Gate Square “Creator Certification Incentive Program” — Recruiting Outstanding Creators!
Join now, share quality content, and compete for over $10,000 in monthly rewards.
How to Apply:
1️⃣ Open the App → Tap [Square] at the bottom → Click your [avatar] in the top right.
2️⃣ Tap [Get Certified], submit your application, and wait for approval.
Apply Now: https://www.gate.com/questionnaire/7159
Token rewards, exclusive Gate merch, and traffic exposure await you!

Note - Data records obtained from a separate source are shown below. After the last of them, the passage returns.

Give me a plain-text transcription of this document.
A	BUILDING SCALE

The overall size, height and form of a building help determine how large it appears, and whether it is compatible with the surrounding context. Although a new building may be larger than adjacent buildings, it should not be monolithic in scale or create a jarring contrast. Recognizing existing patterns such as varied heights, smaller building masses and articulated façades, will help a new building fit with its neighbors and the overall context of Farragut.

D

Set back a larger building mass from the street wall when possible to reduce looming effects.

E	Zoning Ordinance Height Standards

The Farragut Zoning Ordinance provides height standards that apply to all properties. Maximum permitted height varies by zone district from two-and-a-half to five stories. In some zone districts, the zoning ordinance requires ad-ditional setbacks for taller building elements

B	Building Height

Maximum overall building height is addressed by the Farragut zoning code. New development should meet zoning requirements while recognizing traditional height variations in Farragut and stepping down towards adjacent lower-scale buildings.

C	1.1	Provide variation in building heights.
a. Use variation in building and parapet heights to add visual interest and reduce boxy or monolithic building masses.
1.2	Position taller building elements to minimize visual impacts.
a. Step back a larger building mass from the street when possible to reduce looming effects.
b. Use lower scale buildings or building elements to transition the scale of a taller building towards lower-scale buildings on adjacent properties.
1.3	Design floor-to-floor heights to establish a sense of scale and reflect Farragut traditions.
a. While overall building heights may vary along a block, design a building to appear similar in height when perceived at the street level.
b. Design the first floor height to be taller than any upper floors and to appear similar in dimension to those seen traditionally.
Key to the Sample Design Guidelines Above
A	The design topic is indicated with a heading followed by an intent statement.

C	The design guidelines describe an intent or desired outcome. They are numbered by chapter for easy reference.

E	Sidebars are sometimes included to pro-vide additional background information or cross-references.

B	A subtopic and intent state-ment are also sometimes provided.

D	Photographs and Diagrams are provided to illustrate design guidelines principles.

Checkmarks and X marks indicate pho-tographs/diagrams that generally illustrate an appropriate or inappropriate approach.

Details: https://www.gate.com/announcements/article/47889
The rollout of Qwen-Omni via vllm-omni represents a significant leap forward for open-source multimodal AI capabilities. Running this latest iteration on v2 infrastructure with MCP integration in Claude, paired with v2 staking reward mechanisms on dual H200 GPUs, pushes the boundaries of what's currently feasible. Here's the kicker—the computational requirements are no joke. This setup demands the H200s; attempting to scale it on H100s simply won't cut it.
The hardware gatekeeping is real. You're looking at a performance ceiling that only materializes with this specific GPU configuration. That's not just hype—it's the practical reality of deploying cutting-edge multimodal models at this performance tier. The architecture demands it, and frankly, that's where the frontier lives right now.